I don't totally have a pony in this race in that I haven't yet put my kids in the scouts. Wifey and I are still talking it over....but these things you say DO cross my mind and the gay thing entered my noodle long before you said anything in this thread.....
Not all parents are the same. Sometimes we clash philosophically. My godfather and I did, as I told you on the side recently. And it was over schooling. But we reconciled and realized that, despite different choices there, we TRUST each other as parents. I know my godfather, who is a deacon and good man, will filter and teach and guide his 3 girls and 1 boy the right way through the tough, choppy waters of public, and he knows my lovely wife and I will guide our 2 boys and 1 girl through the more placid and yet occasionally (emphasis on occasionally) choppy waters of our private school.
Same goes with the scouts. But with scouting, the minute that any sexual stuff came up, I'd yank my boys faster than a long cane at a vaudeville show stage!
I share your lack of trust in modernity. I think it's refreshing. Too many people are zombie-like. I think it's a strength you have. But I also don't want to be too extreme with my kids, insanely restrictive, excessive, or off-putting either. It's a very tough thing, being a parent. No manual!
So I guess in my long, wordy diatribe here I'm saying that we just have to start respecting each other on here as parents and that not only are our hearts in the right places as Orthodox parents, but that we are all keenly aware and watching the trends and pitfalls of this perilous culture we live in, and that perhaps we should seek more understanding and common ground here than passionately pontificating blasts and polarization or ignoring each other's unique circumstances. Your story, Rus, is a fascinating one! And so are many other's. We just need to respect each other more is what I'm saying, and look at motives and parenting with an open heart.

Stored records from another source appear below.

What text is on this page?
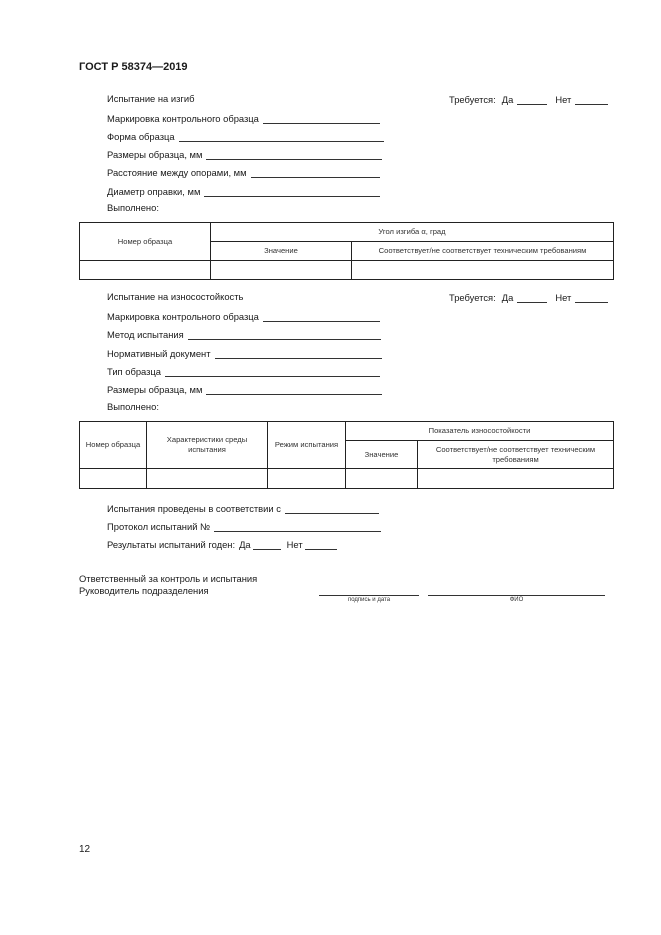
ГОСТ Р 58374—2019
Испытание на изгиб	Требуется: Да	Нет
Маркировка контрольного образца
Форма образца
Размеры образца, мм
Расстояние между опорами, мм
Диаметр оправки, мм
Выполнено:
Номер образца	Угол изгиба α, град	
	Значение	Соответствует/не соответствует техническим требованиям

Испытание на износостойкость	Требуется: Да	Нет
Маркировка контрольного образца
Метод испытания
Нормативный документ
Тип образца
Размеры образца, мм
Выполнено:
Номер образца	Характеристики среды испытания	Режим испытания	Показатель износостойкости	
			Значение	Соответствует/не соответствует техническим требованиям

Испытания проведены в соответствии с
Протокол испытаний №
Результаты испытаний годен: Да	Нет
Ответственный за контроль и испытания
Руководитель подразделения
подпись и дата	ФИО
12
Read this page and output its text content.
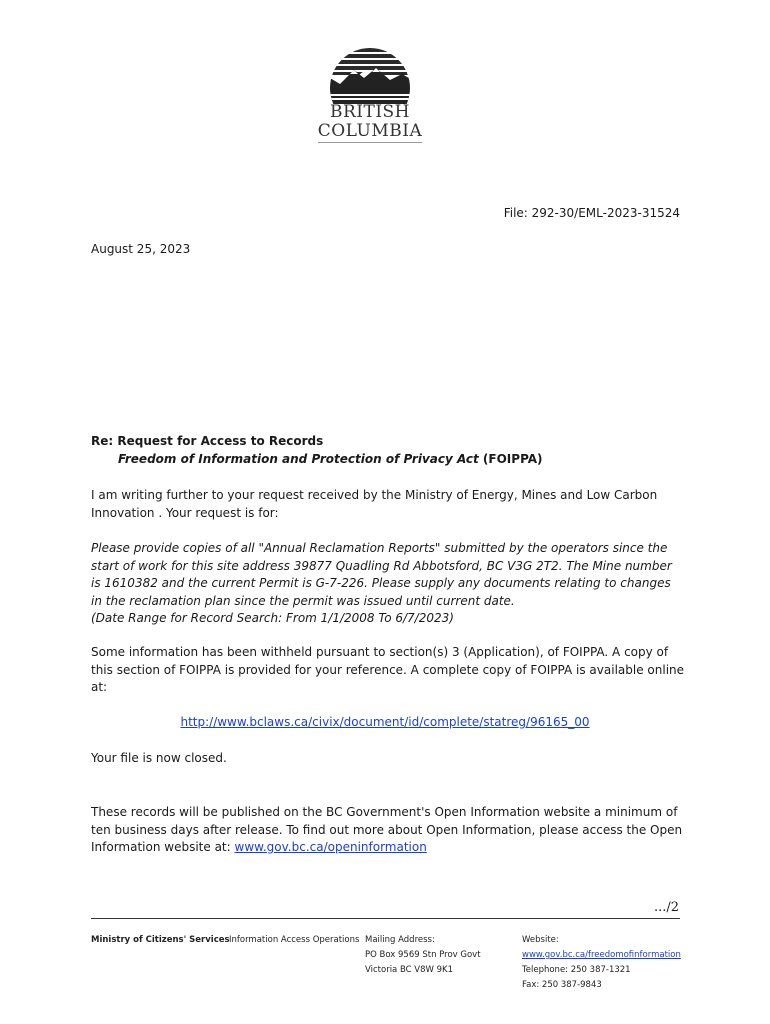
BRITISH
COLUMBIA
File: 292-30/EML-2023-31524
August 25, 2023
Re: Request for Access to Records
Freedom of Information and Protection of Privacy Act (FOIPPA)
I am writing further to your request received by the Ministry of Energy, Mines and Low Carbon Innovation . Your request is for:
Please provide copies of all "Annual Reclamation Reports" submitted by the operators since the start of work for this site address 39877 Quadling Rd Abbotsford, BC V3G 2T2. The Mine number is 1610382 and the current Permit is G-7-226. Please supply any documents relating to changes in the reclamation plan since the permit was issued until current date.
(Date Range for Record Search: From 1/1/2008 To 6/7/2023)
Some information has been withheld pursuant to section(s) 3 (Application), of FOIPPA. A copy of this section of FOIPPA is provided for your reference. A complete copy of FOIPPA is available online at:
http://www.bclaws.ca/civix/document/id/complete/statreg/96165_00
Your file is now closed.
These records will be published on the BC Government's Open Information website a minimum of ten business days after release. To find out more about Open Information, please access the Open Information website at: www.gov.bc.ca/openinformation
.../2
Ministry of Citizens' Services Information Access Operations Mailing Address:
PO Box 9569 Stn Prov Govt
Victoria BC V8W 9K1
Website:
www.gov.bc.ca/freedomofinformation
Telephone: 250 387-1321
Fax: 250 387-9843
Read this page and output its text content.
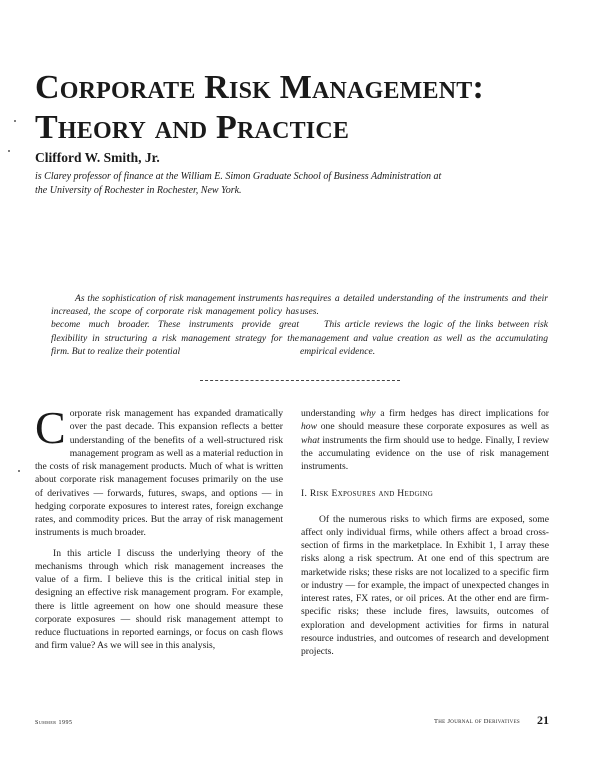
Corporate Risk Management:
Theory and Practice

Clifford W. Smith, Jr.

is Clarey professor of finance at the William E. Simon Graduate School of Business Administration at the University of Rochester in Rochester, New York.

As the sophistication of risk management instruments has increased, the scope of corporate risk management policy has become much broader. These instruments provide great flexibility in structuring a risk management strategy for the firm. But to realize their potential

requires a detailed understanding of the instruments and their uses.

This article reviews the logic of the links between risk management and value creation as well as the accumulating empirical evidence.

Corporate risk management has expanded dramatically over the past decade. This expansion reflects a better understanding of the benefits of a well-structured risk management program as well as a material reduction in the costs of risk management products. Much of what is written about corporate risk management focuses primarily on the use of derivatives — forwards, futures, swaps, and options — in hedging corporate exposures to interest rates, foreign exchange rates, and commodity prices. But the array of risk management instruments is much broader.

In this article I discuss the underlying theory of the mechanisms through which risk management increases the value of a firm. I believe this is the critical initial step in designing an effective risk management program. For example, there is little agreement on how one should measure these corporate exposures — should risk management attempt to reduce fluctuations in reported earnings, or focus on cash flows and firm value? As we will see in this analysis,

understanding why a firm hedges has direct implications for how one should measure these corporate exposures as well as what instruments the firm should use to hedge. Finally, I review the accumulating evidence on the use of risk management instruments.

I. Risk Exposures and Hedging

Of the numerous risks to which firms are exposed, some affect only individual firms, while others affect a broad cross-section of firms in the marketplace. In Exhibit 1, I array these risks along a risk spectrum. At one end of this spectrum are marketwide risks; these risks are not localized to a specific firm or industry — for example, the impact of unexpected changes in interest rates, FX rates, or oil prices. At the other end are firm-specific risks; these include fires, lawsuits, outcomes of exploration and development activities for firms in natural resource industries, and outcomes of research and development projects.

Summer 1995	The Journal of Derivatives 21
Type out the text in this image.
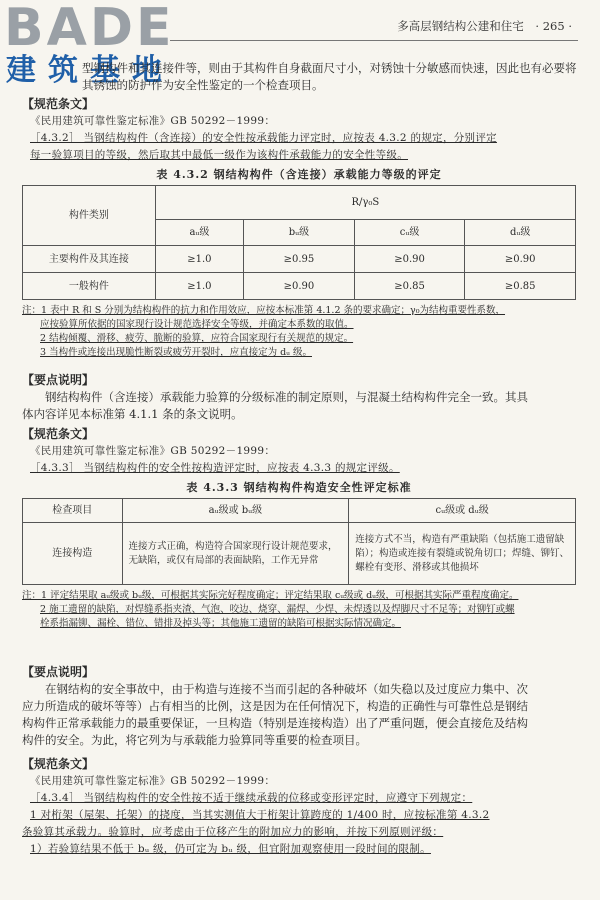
BADE
建筑基地
多高层钢结构公建和住宅 · 265 ·
型钢构件和其连接件等，则由于其构件自身截面尺寸小，对锈蚀十分敏感而快速，因此也有必要将
其锈蚀的防护作为安全性鉴定的一个检查项目。
【规范条文】
《民用建筑可靠性鉴定标准》GB 50292－1999：
［4.3.2］ 当钢结构构件（含连接）的安全性按承载能力评定时，应按表 4.3.2 的规定，分别评定
每一验算项目的等级，然后取其中最低一级作为该构件承载能力的安全性等级。
表 4.3.2 钢结构构件（含连接）承载能力等级的评定
构件类别	R/γ₀S			
	aᵤ级	bᵤ级	cᵤ级	dᵤ级
主要构件及其连接	≥1.0	≥0.95	≥0.90	≥0.90
一般构件	≥1.0	≥0.90	≥0.85	≥0.85
注：1 表中 R 和 S 分别为结构构件的抗力和作用效应，应按本标准第 4.1.2 条的要求确定；γ₀为结构重要性系数，
应按验算所依据的国家现行设计规范选择安全等级，并确定本系数的取值。
2 结构倾覆、滑移、疲劳、脆断的验算，应符合国家现行有关规范的规定。
3 当构件或连接出现脆性断裂或疲劳开裂时，应直接定为 dᵤ 级。
【要点说明】
钢结构构件（含连接）承载能力验算的分级标准的制定原则，与混凝土结构构件完全一致。其具
体内容详见本标准第 4.1.1 条的条文说明。
【规范条文】
《民用建筑可靠性鉴定标准》GB 50292－1999：
［4.3.3］ 当钢结构构件的安全性按构造评定时，应按表 4.3.3 的规定评级。
表 4.3.3 钢结构构件构造安全性评定标准
检查项目	aᵤ级或 bᵤ级	cᵤ级或 dᵤ级
连接构造	连接方式正确，构造符合国家现行设计规范要求，无缺陷，或仅有局部的表面缺陷，工作无异常	连接方式不当，构造有严重缺陷（包括施工遗留缺陷）；构造或连接有裂缝或锐角切口；焊缝、铆钉、螺栓有变形、滑移或其他损坏
注：1 评定结果取 aᵤ级或 bᵤ级，可根据其实际完好程度确定；评定结果取 cᵤ级或 dᵤ级，可根据其实际严重程度确定。
2 施工遗留的缺陷，对焊缝系指夹渣、气泡、咬边、烧穿、漏焊、少焊、未焊透以及焊脚尺寸不足等；对铆钉或螺
栓系指漏铆、漏栓、错位、错排及掉头等；其他施工遗留的缺陷可根据实际情况确定。
【要点说明】
在钢结构的安全事故中，由于构造与连接不当而引起的各种破坏（如失稳以及过度应力集中、次
应力所造成的破坏等等）占有相当的比例，这是因为在任何情况下，构造的正确性与可靠性总是钢结
构构件正常承载能力的最重要保证，一旦构造（特别是连接构造）出了严重问题，便会直接危及结构
构件的安全。为此，将它列为与承载能力验算同等重要的检查项目。
【规范条文】
《民用建筑可靠性鉴定标准》GB 50292－1999：
［4.3.4］ 当钢结构构件的安全性按不适于继续承载的位移或变形评定时，应遵守下列规定：
1 对桁架（屋架、托架）的挠度，当其实测值大于桁架计算跨度的 1/400 时，应按标准第 4.3.2
条验算其承载力。验算时，应考虑由于位移产生的附加应力的影响，并按下列原则评级：
1）若验算结果不低于 bᵤ 级，仍可定为 bᵤ 级，但宜附加观察使用一段时间的限制。
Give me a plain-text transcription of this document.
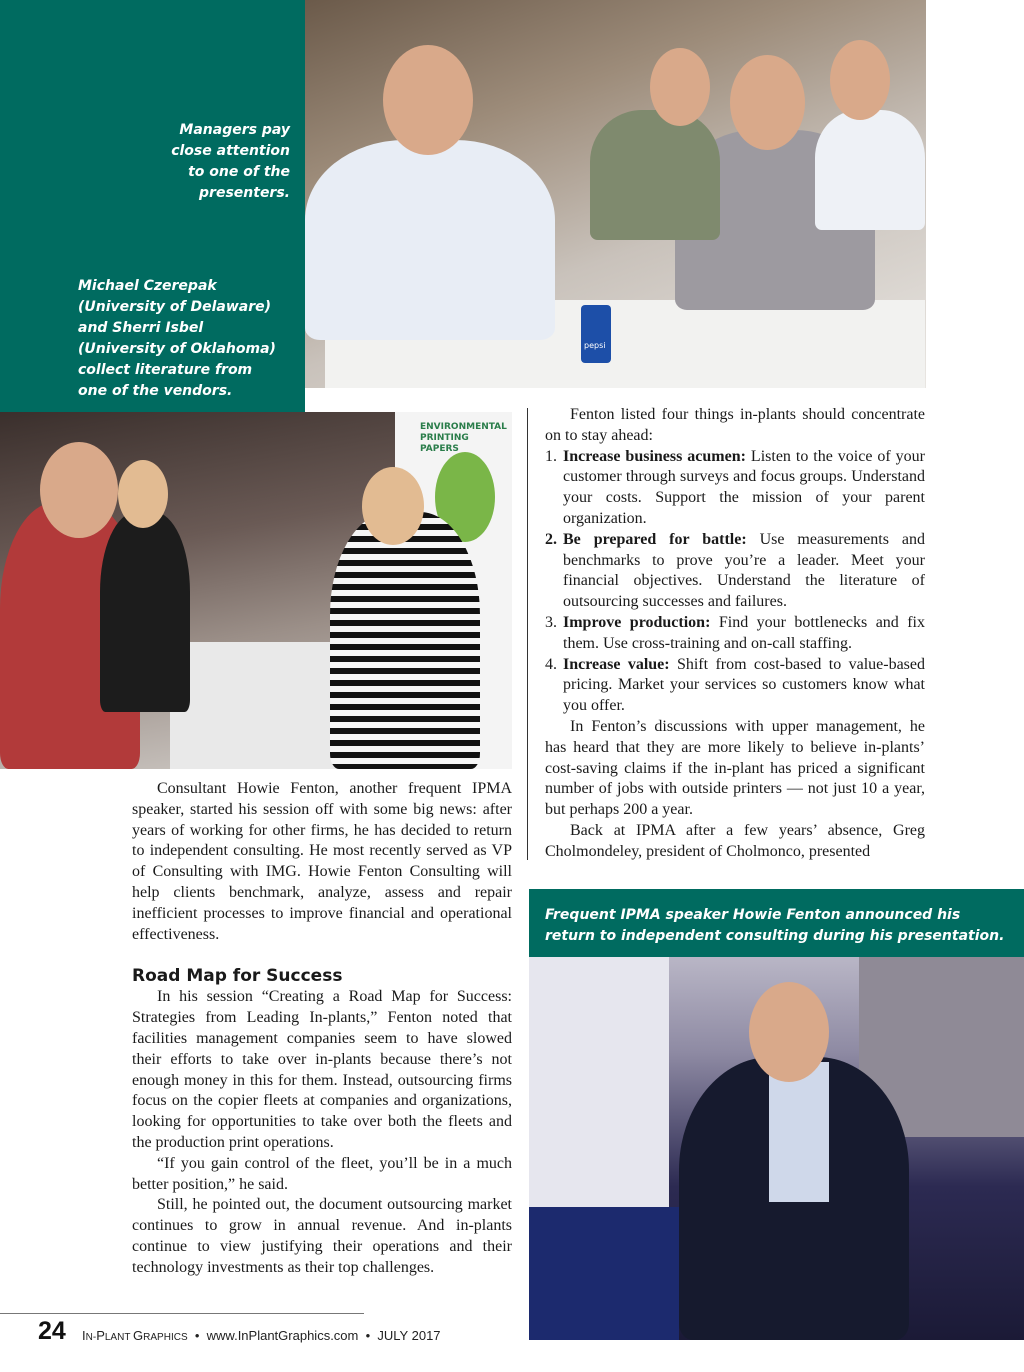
Managers pay
close attention
to one of the
presenters.
Michael Czerepak
(University of Delaware)
and Sherri Isbel
(University of Oklahoma)
collect literature from
one of the vendors.
pepsi
ENVIRONMENTAL
PRINTING PAPERS

Fenton listed four things in-plants should concentrate on to stay ahead:

1. Increase business acumen: Listen to the voice of your customer through surveys and focus groups. Understand your costs. Support the mission of your parent organization.
2. Be prepared for battle: Use measurements and benchmarks to prove you’re a leader. Meet your financial objectives. Understand the literature of outsourcing successes and failures.
3. Improve production: Find your bottlenecks and fix them. Use cross-training and on-call staffing.
4. Increase value: Shift from cost-based to value-based pricing. Market your services so customers know what you offer.

In Fenton’s discussions with upper management, he has heard that they are more likely to believe in-plants’ cost-saving claims if the in-plant has priced a significant number of jobs with outside printers — not just 10 a year, but perhaps 200 a year.

Back at IPMA after a few years’ absence, Greg Cholmondeley, president of Cholmonco, presented

Consultant Howie Fenton, another frequent IPMA speaker, started his session off with some big news: after years of working for other firms, he has decided to return to independent consulting. He most recently served as VP of Consulting with IMG. Howie Fenton Consulting will help clients benchmark, analyze, assess and repair inefficient processes to improve financial and operational effectiveness.

Road Map for Success

In his session “Creating a Road Map for Success: Strategies from Leading In-plants,” Fenton noted that facilities management companies seem to have slowed their efforts to take over in-plants because there’s not enough money in this for them. Instead, outsourcing firms focus on the copier fleets at companies and organizations, looking for opportunities to take over both the fleets and the production print operations.

“If you gain control of the fleet, you’ll be in a much better position,” he said.

Still, he pointed out, the document outsourcing market continues to grow in annual revenue. And in-plants continue to view justifying their operations and their technology investments as their top challenges.

Frequent IPMA speaker Howie Fenton announced his
return to independent consulting during his presentation.
24 IN-PLANT GRAPHICS • www.InPlantGraphics.com • JULY 2017
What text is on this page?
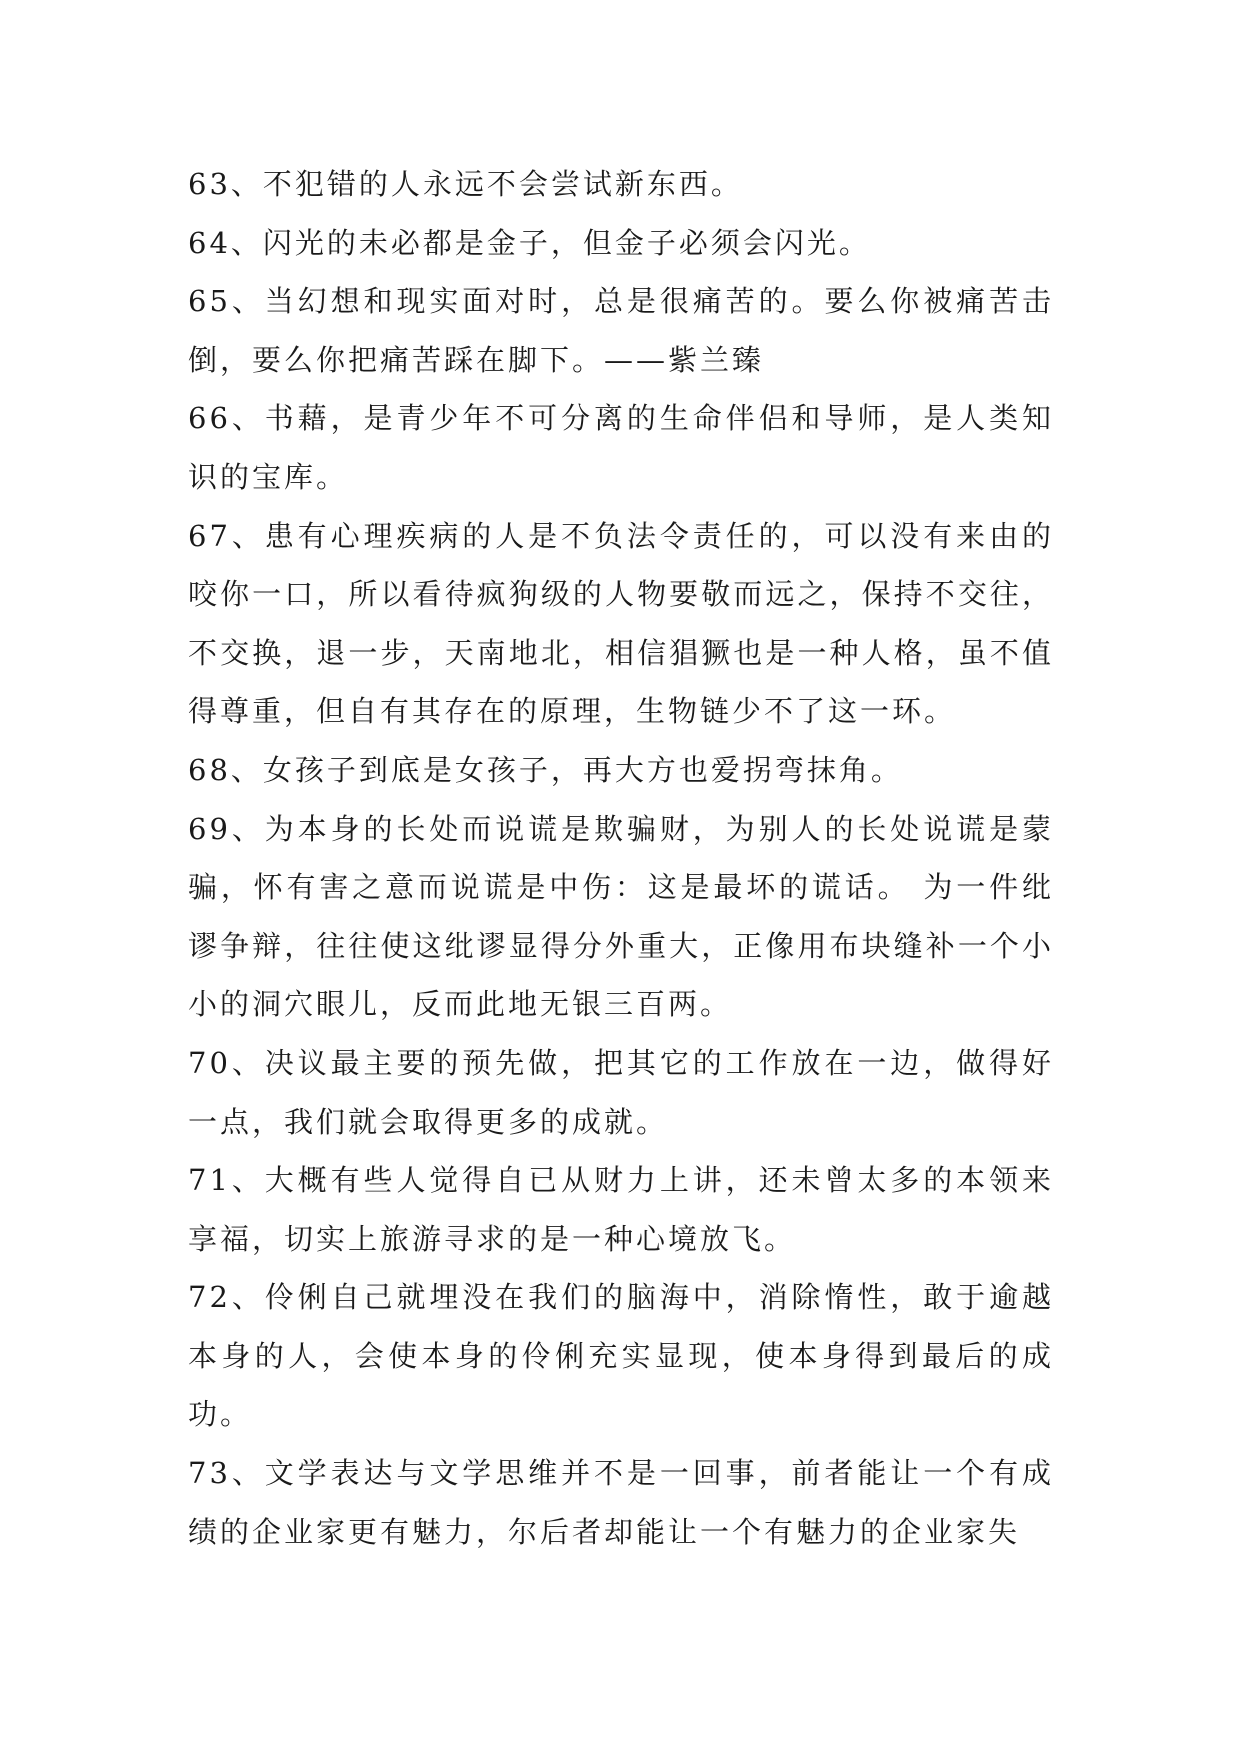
63、不犯错的人永远不会尝试新东西。

64、闪光的未必都是金子，但金子必须会闪光。

65、当幻想和现实面对时，总是很痛苦的。要么你被痛苦击倒，要么你把痛苦踩在脚下。——紫兰臻

66、书藉，是青少年不可分离的生命伴侣和导师，是人类知识的宝库。

67、患有心理疾病的人是不负法令责任的，可以没有来由的咬你一口，所以看待疯狗级的人物要敬而远之，保持不交往，不交换，退一步，天南地北，相信猖獗也是一种人格，虽不值得尊重，但自有其存在的原理，生物链少不了这一环。

68、女孩子到底是女孩子，再大方也爱拐弯抹角。

69、为本身的长处而说谎是欺骗财，为别人的长处说谎是蒙骗，怀有害之意而说谎是中伤：这是最坏的谎话。 为一件纰谬争辩，往往使这纰谬显得分外重大，正像用布块缝补一个小小的洞穴眼儿，反而此地无银三百两。

70、决议最主要的预先做，把其它的工作放在一边，做得好一点，我们就会取得更多的成就。

71、大概有些人觉得自已从财力上讲，还未曾太多的本领来享福，切实上旅游寻求的是一种心境放飞。

72、伶俐自己就埋没在我们的脑海中，消除惰性，敢于逾越本身的人，会使本身的伶俐充实显现，使本身得到最后的成功。

73、文学表达与文学思维并不是一回事，前者能让一个有成绩的企业家更有魅力，尔后者却能让一个有魅力的企业家失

We all experience things. How we react to them can affect our later experiences of those same things. The first time a person smokes they may cough and feel disgusted. Yet many go back for a second try. And when they do, they find the second time doesn't seem so bad. I believe there is such a thing as an acquired taste.
But this seems entirely irrelevant to everything I have said. I have said there is a danger, not so much of "turning kids gay" as of simply stripping them of their innocence and inuring them to all of these topics, to see them as normal and acceptable, as no social threat. I think fornication a social threat and stand against it, as well as adultery, and similarly think our children ought to be protected from the social atmosphere that appoves of them. Some call this "bubbles", disapprovingly. I say that undersea divers wear bubbles to enable them to function and survive in an alien atmosphere, and that bubbles are, in their proper use, good things.